Tuesday, 9 January 2018: 1:30 PM
Ballroom E (ACC) (Austin, Texas)
Burrell E. Montz, East Carolina Univ., Greenville, NC; and R. H. Carr, K. Semmens, K. Maxfield, P. R. Ahnert, R. Shedd, and J. C. Elliott

When extreme river levels are possible in a community, effective communication of weather and hydrologic forecasts is critical to protect life and property. Residents, emergency personnel, and water resource managers need to make timely decisions about how and when to prepare. Uncertainty in forecasting is a critical component of this decision-making, but often poses a confounding factor for public and professional understanding of forecast products.

In 2016 and 2017, building on previous research about the use of uncertainty forecast products, and with funding from NOAA’s CSTAR program, East Carolina University and Nurture Nature Center (a non-profit organization with a focus on flooding issues, based in Easton, Pennsylvania) conducted a research project to understand how various audiences use and interpret ensemble forecasts showing a range of hydrologic forecast possibilities. These audiences include community residents, emergency managers and water resource managers.

The research team held focus groups in Jefferson County, WV and Frederick County, MD, to test a new suite of products from the National Weather Service’s Hydrologic Ensemble Forecast System (HEFS). HEFS is an ensemble system that provides short and long-range forecasts, ranging from 6 hours to 1 year, showing uncertainty in hydrologic forecasts. The goal of the study was to assess the utility of the HEFS products, identify the barriers to proper understanding of the products, and suggest modifications to product design that could improve the understandability and accessibility for residential, emergency managers, and water resource managers.

The research team worked with the Sterling, VA Weather Forecast Office (WFO) and the Middle Atlantic River Forecast center to develop a weather scenario as the basis of the focus group discussions, which also included pre and post session surveys.
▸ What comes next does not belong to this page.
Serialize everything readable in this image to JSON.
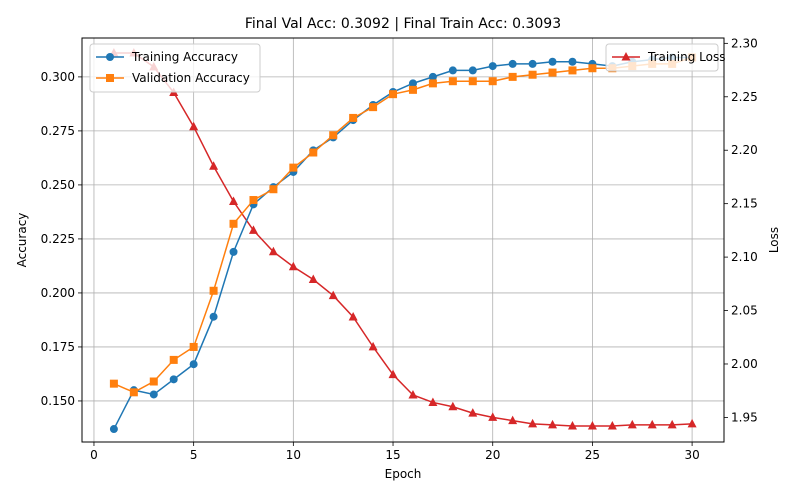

This presentation will share the findings from those focus group discussions and the participant surveys, including recommendations for revisions to HEFS products to improve accessibility of the forecast tools for various audiences. The presentation will provide a broad perspective on the range of graphic design considerations that affected how participants responded to products and will provide an overview of lessons learned about how product design can influence decision-making by users.